Thursday, January 24, 2008

The End Of The World As We Know It?

Maybe I am slow to pick up on this. I only just stumbled on this on YouTube, but I gather it's been making the news for over a year now - a series of robots from Toyota that can play musical instruments. This trumpeter is positively creepy.

You may remember that Kurt Vonnegut's very first novel, Player Piano, warned of the alienation and anomie that might tear society apart when all human labour is replaced by machines. An automaton like this makes that day seem not so far away, after all. Though I don't think anyone's developed one that can farm rice yet, so the poorest 70% of the world's population is still in a job.

The Disney medley the metal critter plays below is just awesome. Well, OK, its phrasing might be just a teeny bit, er, mechanical at times, but its control of pitch is improbably perfect: not a hint of a cracked note anywhere. How on earth does it control its embouchure?? It looks as if it's just blowing air through a rigid round hole - surely that can't work? I am inclined to suspect that this is just an elaborate hoax. Have there been any exposé stories I missed out on? Ah well, draw your own conclusions. There are several other clips of it in action (for example, here and here...... and here, if you can stand "I just called to say I love you"), but I think this is the best.

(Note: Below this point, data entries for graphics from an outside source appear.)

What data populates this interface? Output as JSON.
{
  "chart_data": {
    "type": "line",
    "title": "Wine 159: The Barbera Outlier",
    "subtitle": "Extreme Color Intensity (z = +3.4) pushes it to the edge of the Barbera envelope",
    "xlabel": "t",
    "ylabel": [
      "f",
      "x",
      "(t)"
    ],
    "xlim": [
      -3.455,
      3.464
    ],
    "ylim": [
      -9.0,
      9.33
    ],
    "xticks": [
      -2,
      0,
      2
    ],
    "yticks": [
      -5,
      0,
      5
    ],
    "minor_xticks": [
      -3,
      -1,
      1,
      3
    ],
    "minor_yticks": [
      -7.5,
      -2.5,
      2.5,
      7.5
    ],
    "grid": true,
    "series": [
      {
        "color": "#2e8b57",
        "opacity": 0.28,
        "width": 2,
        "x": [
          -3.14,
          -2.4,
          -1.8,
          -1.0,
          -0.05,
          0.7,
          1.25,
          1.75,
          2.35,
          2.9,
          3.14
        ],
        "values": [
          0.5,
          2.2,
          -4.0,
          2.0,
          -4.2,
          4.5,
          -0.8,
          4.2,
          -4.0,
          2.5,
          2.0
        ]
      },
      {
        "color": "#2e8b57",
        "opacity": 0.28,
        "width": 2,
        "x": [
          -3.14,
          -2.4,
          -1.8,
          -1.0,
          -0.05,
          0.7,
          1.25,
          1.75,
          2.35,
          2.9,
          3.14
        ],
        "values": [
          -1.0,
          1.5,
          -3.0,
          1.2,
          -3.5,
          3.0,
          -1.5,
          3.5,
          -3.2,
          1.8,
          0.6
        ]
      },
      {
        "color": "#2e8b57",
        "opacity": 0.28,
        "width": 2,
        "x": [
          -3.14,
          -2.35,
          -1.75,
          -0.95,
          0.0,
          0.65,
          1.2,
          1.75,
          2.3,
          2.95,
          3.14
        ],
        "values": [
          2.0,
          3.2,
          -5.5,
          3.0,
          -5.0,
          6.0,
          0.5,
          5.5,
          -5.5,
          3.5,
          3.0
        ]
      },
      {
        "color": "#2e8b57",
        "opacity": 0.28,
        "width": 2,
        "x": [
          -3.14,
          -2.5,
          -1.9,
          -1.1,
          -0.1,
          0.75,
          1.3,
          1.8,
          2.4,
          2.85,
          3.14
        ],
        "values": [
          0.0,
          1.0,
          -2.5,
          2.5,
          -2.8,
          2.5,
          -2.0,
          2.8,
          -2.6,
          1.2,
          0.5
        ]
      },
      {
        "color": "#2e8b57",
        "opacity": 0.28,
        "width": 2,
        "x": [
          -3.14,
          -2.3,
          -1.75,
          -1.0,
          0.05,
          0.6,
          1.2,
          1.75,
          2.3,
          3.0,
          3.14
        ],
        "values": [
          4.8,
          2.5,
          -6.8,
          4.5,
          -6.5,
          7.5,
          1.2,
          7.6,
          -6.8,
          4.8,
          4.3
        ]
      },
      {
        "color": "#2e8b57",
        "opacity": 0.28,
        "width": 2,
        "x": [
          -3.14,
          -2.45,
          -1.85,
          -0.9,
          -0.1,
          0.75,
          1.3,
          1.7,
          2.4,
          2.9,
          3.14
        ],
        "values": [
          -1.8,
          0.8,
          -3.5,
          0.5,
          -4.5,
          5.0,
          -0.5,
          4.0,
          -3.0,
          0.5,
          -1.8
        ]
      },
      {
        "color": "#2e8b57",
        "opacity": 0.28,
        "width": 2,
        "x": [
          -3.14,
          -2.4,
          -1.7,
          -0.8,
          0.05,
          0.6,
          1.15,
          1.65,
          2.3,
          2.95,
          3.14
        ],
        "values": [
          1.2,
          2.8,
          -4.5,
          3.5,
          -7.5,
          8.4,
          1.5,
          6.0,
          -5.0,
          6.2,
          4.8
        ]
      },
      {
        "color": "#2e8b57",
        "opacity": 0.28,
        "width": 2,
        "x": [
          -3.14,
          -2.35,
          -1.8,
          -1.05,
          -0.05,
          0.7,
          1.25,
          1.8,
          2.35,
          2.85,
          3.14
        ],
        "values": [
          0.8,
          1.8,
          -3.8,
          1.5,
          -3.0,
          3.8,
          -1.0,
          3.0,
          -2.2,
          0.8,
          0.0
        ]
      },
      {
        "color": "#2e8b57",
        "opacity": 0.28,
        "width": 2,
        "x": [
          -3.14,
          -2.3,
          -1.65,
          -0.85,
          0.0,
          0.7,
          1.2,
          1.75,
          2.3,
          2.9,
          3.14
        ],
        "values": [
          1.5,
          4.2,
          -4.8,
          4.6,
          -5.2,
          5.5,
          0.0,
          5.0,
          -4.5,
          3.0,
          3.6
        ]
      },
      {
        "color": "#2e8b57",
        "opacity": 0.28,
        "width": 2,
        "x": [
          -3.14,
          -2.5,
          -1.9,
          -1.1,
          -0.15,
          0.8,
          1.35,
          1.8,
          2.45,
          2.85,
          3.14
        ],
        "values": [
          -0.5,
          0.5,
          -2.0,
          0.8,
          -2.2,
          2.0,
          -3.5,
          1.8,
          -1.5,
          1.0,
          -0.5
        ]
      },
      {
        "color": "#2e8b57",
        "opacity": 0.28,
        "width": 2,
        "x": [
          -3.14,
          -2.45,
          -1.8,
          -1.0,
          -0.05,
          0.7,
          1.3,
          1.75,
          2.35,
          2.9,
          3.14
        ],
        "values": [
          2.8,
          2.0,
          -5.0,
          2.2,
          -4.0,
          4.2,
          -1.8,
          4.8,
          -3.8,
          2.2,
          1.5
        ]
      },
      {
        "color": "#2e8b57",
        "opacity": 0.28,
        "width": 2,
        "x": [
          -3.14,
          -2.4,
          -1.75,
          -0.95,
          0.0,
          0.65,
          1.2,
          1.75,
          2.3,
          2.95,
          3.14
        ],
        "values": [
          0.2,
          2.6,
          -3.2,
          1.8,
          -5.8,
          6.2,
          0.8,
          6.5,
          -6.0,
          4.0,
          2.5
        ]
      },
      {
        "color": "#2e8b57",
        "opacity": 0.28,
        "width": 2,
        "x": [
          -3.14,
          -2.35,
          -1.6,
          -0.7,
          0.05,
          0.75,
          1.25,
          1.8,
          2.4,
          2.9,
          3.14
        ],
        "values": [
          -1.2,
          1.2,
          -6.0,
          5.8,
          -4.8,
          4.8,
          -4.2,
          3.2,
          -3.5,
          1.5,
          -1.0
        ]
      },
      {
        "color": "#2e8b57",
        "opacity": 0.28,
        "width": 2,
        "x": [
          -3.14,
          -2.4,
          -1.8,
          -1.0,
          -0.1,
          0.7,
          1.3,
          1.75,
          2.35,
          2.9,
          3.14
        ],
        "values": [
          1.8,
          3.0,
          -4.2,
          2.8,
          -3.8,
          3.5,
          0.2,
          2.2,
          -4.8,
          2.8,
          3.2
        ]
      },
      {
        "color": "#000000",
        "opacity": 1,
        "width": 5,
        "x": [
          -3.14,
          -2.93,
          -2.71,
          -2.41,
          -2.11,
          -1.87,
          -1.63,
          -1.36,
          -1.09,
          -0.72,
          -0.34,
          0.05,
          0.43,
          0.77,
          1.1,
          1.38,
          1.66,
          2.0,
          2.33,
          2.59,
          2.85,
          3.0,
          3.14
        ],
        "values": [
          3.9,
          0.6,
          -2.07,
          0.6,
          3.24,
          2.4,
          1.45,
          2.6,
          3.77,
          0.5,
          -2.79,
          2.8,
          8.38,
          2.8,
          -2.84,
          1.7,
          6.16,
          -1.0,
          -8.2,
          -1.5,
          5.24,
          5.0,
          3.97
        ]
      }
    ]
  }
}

And just to remind you what proper trumpet playing sounds like, here again is that sublime piece of Chet Baker I posted on the Barstool last week.

4 comments:

Anonymous said...

I didn't watch the vid, but I assume the robot just plays what it knows or learns. can it innovate? isn't art about going beyond the process of producing a tune and jumping into the unknown of creative thought? A musical robot is just another 8-track, cassette, or CD.

so, rice farmers and musicians will always survive.

Froog said...

Producing the sound from the instrument live is always going to have a quality that electronic reproduction doesn't; I think this is a very different experience from just listening to a CD.

I imagine, though,that the robot is just replicating a pattern of notes exactly as laid down by a human player. It would be cool if they could program it with enough sophistication to enable it to make choices about which notes to play and how to play them, but I should think that must still be quite some way off.

I not even convinced the robot is really playing - how on earth does it control the flow of air that finely? If the engineers have cracked that, it must involve some very nifty feedback processes.

Listen to it. It is uncannily good. But Tin Man here will never have the poignancy of Chet Baker, even if he could play exactly the same notes in exactly the same way.

Anonymous said...

What do you have against very thin men/women wearing a metal suit and playing music??

Earthling (on holiday)

Froog said...

Ha-ha. I wish it were that simple, Earthling. But I don't think anybody is that thin - look at the neck-tube on the thing.

If it is a con - which I slightly-more-than-half suspect - I think it's got to be some sort of very sophisticated music reproduction system inside the robot's head (sounds like it's "playing" the trumpet, but actually it's just a funnel for a very good miniature loudspeaker).